The absorption capacity of porous platinum mainly depends on its structure and thickness. To precisely control the growth of nanoporous platinum layers, researchers in Jena investigated the mechanisms behind the deposition process in 2021. “In order to electrochemically produce highly localized platinum layers, conductive patterns must first be created, for example on a substrate on which the coating is to be deposited. The coating itself takes place in an electrolytic bath containing platinum chloride. By applying an electric current, metal ions dissolve in the bath and accumulate selectively on the previously defined structures. Thus, the nanoporous platinum layer grows exactly there,” explains Dr. Sarmiza Stanca, scientist in the Thermal Sensors Group.

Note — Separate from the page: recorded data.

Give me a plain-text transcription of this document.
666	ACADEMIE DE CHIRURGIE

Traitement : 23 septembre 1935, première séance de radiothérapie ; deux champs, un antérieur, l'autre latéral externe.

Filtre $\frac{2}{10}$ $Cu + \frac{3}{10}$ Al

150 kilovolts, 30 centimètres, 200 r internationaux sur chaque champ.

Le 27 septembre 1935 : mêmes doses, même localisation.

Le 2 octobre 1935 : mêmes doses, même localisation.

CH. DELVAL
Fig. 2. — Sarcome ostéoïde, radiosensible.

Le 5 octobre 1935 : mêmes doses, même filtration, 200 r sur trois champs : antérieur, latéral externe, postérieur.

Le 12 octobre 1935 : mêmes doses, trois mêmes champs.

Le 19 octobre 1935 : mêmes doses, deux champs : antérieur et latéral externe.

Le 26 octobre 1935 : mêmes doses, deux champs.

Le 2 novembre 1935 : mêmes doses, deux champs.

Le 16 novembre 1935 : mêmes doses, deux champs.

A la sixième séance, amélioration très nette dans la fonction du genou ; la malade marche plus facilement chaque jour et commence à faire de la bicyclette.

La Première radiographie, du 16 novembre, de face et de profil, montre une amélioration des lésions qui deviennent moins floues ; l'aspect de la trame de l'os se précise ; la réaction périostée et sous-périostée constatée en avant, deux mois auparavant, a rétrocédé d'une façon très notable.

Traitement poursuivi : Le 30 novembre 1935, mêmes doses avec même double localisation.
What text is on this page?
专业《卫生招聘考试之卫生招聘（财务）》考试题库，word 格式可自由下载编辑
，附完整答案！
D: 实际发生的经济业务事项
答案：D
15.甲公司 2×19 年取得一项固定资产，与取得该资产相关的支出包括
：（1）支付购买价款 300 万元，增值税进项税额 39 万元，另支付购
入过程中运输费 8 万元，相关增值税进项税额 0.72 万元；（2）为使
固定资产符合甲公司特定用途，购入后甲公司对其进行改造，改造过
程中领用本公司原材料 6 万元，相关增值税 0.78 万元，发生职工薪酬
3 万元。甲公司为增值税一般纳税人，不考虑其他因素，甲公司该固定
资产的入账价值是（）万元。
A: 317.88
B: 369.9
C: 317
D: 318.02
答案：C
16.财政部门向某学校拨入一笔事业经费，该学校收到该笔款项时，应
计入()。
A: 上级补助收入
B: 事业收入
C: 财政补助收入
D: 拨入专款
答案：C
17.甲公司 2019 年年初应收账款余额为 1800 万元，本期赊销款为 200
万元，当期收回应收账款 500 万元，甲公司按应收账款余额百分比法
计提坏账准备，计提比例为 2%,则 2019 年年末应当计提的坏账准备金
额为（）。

The researchers observed that the development of the platinum layers can be specifically manipulated: Decisive factors for the platinum layer thickness are applied voltage and electrolyte composition. An increase in temperature can also influence the electrochemical process and thus the layer thickness. Time also plays an important role, because the longer the initial material remains in the electrolyte solution, the more the platinum layer grows. Emerging hydrogen during electrolysis also influences the porosity of the platinum. “The special thing is that we can grow platinum with the help of water-free electrolysis. This is particularly advantageous for water-sensitive sensor materials, and offers great potential for optoelectronic and many other applications,” says Sarmiza Stanca.

With the knowledge gained on the precise control of platinum growth, its surface structure, porosity and thickness, even more sensitive IR sensors
with optimal absorption characteristics can be created. Due to the platinum refinement, these IR sensors are able to almost completely absorb the radiation to be detected and convert it into heat, allowing to perceive even finer details.